I was at the laundromat yesterday morning using their hot water and slightly warm dryers. I had planned a quiet morning of watching the laundry go round and round in the machines and working on a Bible study.
Laundromats have rules. There are the published rules (like no dyeing in the washer) and then there are the unpublished rules. One of those unpublished rules is to give other people as much space as possible. And so I headed toward a row of machines that I thought was not close to any others that were being used; I was wrong. After adding the soap and bleach to my machines, I discovered that an older man was using the equipment right across from mine. Because I had made a poor choice of machines, we had to do the Laundromat dance of working around each other, being careful to not bump into the other person’s laundry cart or spilling detergent on the other’s laundry.
The notice on the machine said that the price of a wash cycle was $2.50. There were five slots in which to insert quarters and so I put in five quarters. Now, I am, most days, not entirely stupid; this was not true as I put my money into this Laundromat slot machine. I couldn’t figure out where to put the other 25¢. (I can hear you saying, “Jill, You needed to put in $1.25 more, not 25¢ more.” Didn’t I just report that I wasn’t thinking as I did this?) The machine had no slots for the additional payment. I looked around and then noticed the older man watching me. I said, “The machine won’t take my quarter.” He replied, “You have to double up in the slots.” I nodded, added one additional quarter, and then found that the machine still didn’t work. I tried several times and then looked at him again saying, “It still won’t work.” He smiled and said gently, “You have to double up in all of the slots.” It was then that I realized that ten quarters were required, two in each slot. I smiled back at him and said quietly, “Thanks.”
As I left the washing machine area, I sought out a quiet place to work on my Bible study. But, I couldn’t stop glancing at my helpful friend. He had a lot of laundry to do – worn jeans, plain t-shirts, work shirts, socks and the lot. When he got clothes out of the dryer, I noticed that one, long sleeved shirt, with buttons and collar was carefully put aside and not folded; it was clear that this shirt was going on a hanger later. In between tasks, he sat quietly, his hands shaking in front of him. Twice his cell phone rang. The first time, I could hear a female voice speaking quickly and loudly. He explained that he needed more time to finish his wash. The second time, he answered the phone and walked outside. There, a young woman in a “fast car” drove up. They spoke for a few minutes and she sped away.
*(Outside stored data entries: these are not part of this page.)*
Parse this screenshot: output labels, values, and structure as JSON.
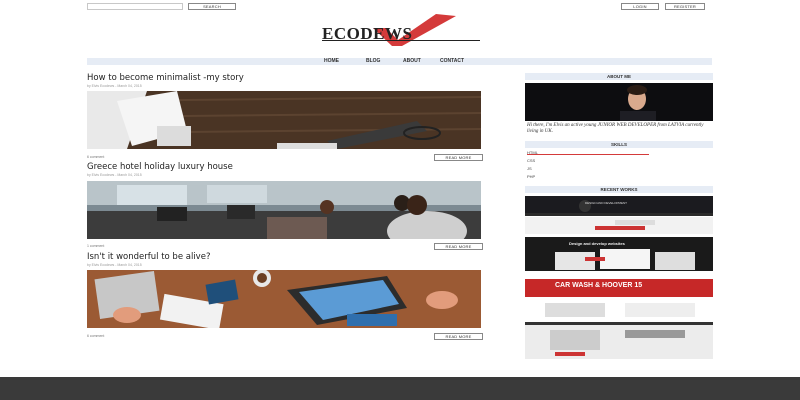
{
  "topbar": {
    "search_button": "SEARCH",
    "login_button": "LOGIN",
    "register_button": "REGISTER"
  },
  "logo": {
    "text": "ECODEWS"
  },
  "nav": {
    "items": [
      "HOME",
      "BLOG",
      "ABOUT",
      "CONTACT"
    ]
  },
  "posts": [
    {
      "title": "How to become minimalist -my story",
      "meta": "by Elvis Ecodews - March 04, 2015",
      "comments": "6 comment",
      "read_more": "READ MORE"
    },
    {
      "title": "Greece hotel holiday luxury house",
      "meta": "by Elvis Ecodews - March 04, 2015",
      "comments": "1 comment",
      "read_more": "READ MORE"
    },
    {
      "title": "Isn't it wonderful to be alive?",
      "meta": "by Elvis Ecodews - March 04, 2015",
      "comments": "6 comment",
      "read_more": "READ MORE"
    }
  ],
  "sidebar": {
    "about_title": "ABOUT ME",
    "about_text": "Hi there, I'm Elvis an active young JUNIOR WEB DEVELOPER from LATVIA currently living in UK.",
    "skills_title": "SKILLS",
    "skills": [
      {
        "name": "HTML",
        "level": 0.65
      },
      {
        "name": "CSS",
        "level": 0
      },
      {
        "name": "JS",
        "level": 0
      },
      {
        "name": "PHP",
        "level": 0
      }
    ],
    "works_title": "RECENT WORKS",
    "works": [
      {
        "caption": "DESIGN AND DEVELOPMENT"
      },
      {
        "caption": "Design and develop websites"
      },
      {
        "caption": "CAR WASH & HOOVER 15"
      },
      {
        "caption": ""
      }
    ]
  },
  "colors": {
    "accent": "#d43a3a",
    "nav_bg": "#e6ecf5",
    "footer_bg": "#3a3a3a"
  }
}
I didn’t get much done on my Bible study, but thought about what had brought him here on this morning. His hands were bent with arthritis and there were hard calluses on each finger. His shoes were worn, top and bottom, and his laundry basket was a plastic tub with a broken handle. He smiled and moved aside when the two small children, speaking Spanish ran by him. He wore no jewelry and he had missed shaving for a couple of days.
I couldn’t stop praying for him and thinking about him. He had been so kind to me. No grunts of frustration came out of his mouth when I broke the unwritten Laundromat rules and he had not laughed when I couldn’t figure out how to put $2.50 into the slots of the washing machine. He did not know me, but he was kind to me.
It struck me. I needed to thank him and to bless his life. Earlier this year, our pastor had prepared “blessing cards” for us to pass out as we blessed others. Noticing that he had gone into the men’s room, I pulled a “blessing card” from my purse, wrote a quick note thanking him for being so helpful to me, added some cash, and put it on top of a pile of laundry he had folded earlier. When he came back to his laundry, I was busy getting clothes out of the dryer. He caught my eye a few minutes later and quietly mouthed the words, “Thank you, thank you.” I smiled back and turned as my eyes filled with tears. I prayed that his day would go well.
Funny, I had thought that the blessing cards were to bless others. God had a different plan.
Psalm 34:8 says, “Taste and see that the Lord is good; blessed is the one who takes refuge in him.”
I want to spend more time each day tasting and seeing God’s goodness!!